Delacollette : Au sortir de l'école, tu es engagée pour jouer la putain ou la bonasse, ou alors "la fille amoureuse de". Tu finis par te demander : est-ce qu'on n'a pas autre chose à dire ? Travailler entre femmes nous permet d'écrire des histoires qui nous intéressent et de parler de personnages qui nous intéressent. Heureusement, on observe aujourd'hui un vrai tournant dans l'écriture contemporaine.
La nomination récente de femmes à des postes clés au théâtre fait-elle aussi souffler un vent d'espoir ?
Martinache : C'est sûr, même si les chiffres, ça n'est pas encore ça. Je suis membre du Conseil d'Administration de la Chambre des Compagnies Théâtrales et je prends conscience que le changement doit avoir lieu dans les commissions, au niveau de ceux qui sélectionnent les dossiers, et puis au niveau politique. Mais ça, c'est une autre paire de manches. Les femmes continuent à avoir moins de contrats que les hommes. Il y a le renouvellement du statut d'artiste qui arrive et c'est assez inquiétant.

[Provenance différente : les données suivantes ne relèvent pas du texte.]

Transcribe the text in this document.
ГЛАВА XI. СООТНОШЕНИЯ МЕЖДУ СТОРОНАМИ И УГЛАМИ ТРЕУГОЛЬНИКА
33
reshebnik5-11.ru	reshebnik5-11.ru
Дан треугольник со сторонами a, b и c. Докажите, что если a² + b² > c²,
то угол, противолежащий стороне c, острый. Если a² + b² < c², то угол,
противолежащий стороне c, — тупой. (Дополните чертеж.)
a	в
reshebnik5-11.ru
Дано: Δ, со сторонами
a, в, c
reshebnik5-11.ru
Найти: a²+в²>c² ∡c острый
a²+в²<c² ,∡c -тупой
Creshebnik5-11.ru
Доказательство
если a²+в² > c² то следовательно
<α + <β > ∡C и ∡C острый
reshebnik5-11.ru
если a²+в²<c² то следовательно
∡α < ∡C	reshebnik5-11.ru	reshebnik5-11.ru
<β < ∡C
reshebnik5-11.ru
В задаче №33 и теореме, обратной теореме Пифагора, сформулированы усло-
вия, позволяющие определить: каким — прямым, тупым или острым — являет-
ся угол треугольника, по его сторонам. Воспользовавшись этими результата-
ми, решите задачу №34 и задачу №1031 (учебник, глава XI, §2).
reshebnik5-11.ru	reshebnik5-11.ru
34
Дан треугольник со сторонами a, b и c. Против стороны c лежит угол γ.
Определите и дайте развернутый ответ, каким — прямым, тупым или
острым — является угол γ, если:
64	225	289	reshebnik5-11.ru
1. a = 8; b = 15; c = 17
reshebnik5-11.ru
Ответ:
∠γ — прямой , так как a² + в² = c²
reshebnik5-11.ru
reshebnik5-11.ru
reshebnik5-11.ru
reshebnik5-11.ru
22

En tant que féministes, on veut des droits et des budgets égaux à ceux des hommes mais on aimerait aussi des droits qui soient adaptés à nos situations de femmes. On aimerait, par exemple, bénéficier d'un temps pour soi en étant enceinte, sans que nos carrières en pâtissent.
Delacollette : De la même manière que, en tant qu'artiste, je n'ai pas le droit de prendre deux ou trois jours de travail sur mon congé de maternité. C'est très contraignant parce qu'on travaille dans un milieu très mouvant.
Martinache : Une femme enceinte qui va s'arrêter pendant trois mois, aura plus de difficultés à reprendre son chemin sur le marché du travail. De la même manière que les femmes de 50 ans se font plus rares sur les planches que les jeunes premières. C'est aussi une question politique : un corps de femme vieillissant doit-il être siliconé comme dans les retrouvailles de Friends ou est-ce qu'on peut le montrer tel qu'il est ? En faisant disparaître ces femmes de la scène, on les fait aussi disparaître de nos imaginaires.
À quel point peut-on montrer un corps de femme enceinte au théâtre ?
Martinache : Cela nécessite de s'adapter. Sophie a été extraordinaire, elle a joué la pièce à sept mois et demi de grossesse. Ça nécessite des heures de répétition adaptées et dans notre métier où on doit tout donner, on doit réfléchir à comment s'organiser autrement.
Delacollette : Et on s'est rendu compte que c'était possible.
Martinache : Et c'est là que le projet de collectif est très beau. Peut-être qu'un metteur en scène qui nous aurait engagées nous aurait dit : écoutez, les filles, vous êtes enceintes, vous ne travaillez pas.
Au-delà de renverser un mythe et de le revisiter comme vous le faites avec Méduse.s, est-ce que notre société a besoin de nouveaux mythes ?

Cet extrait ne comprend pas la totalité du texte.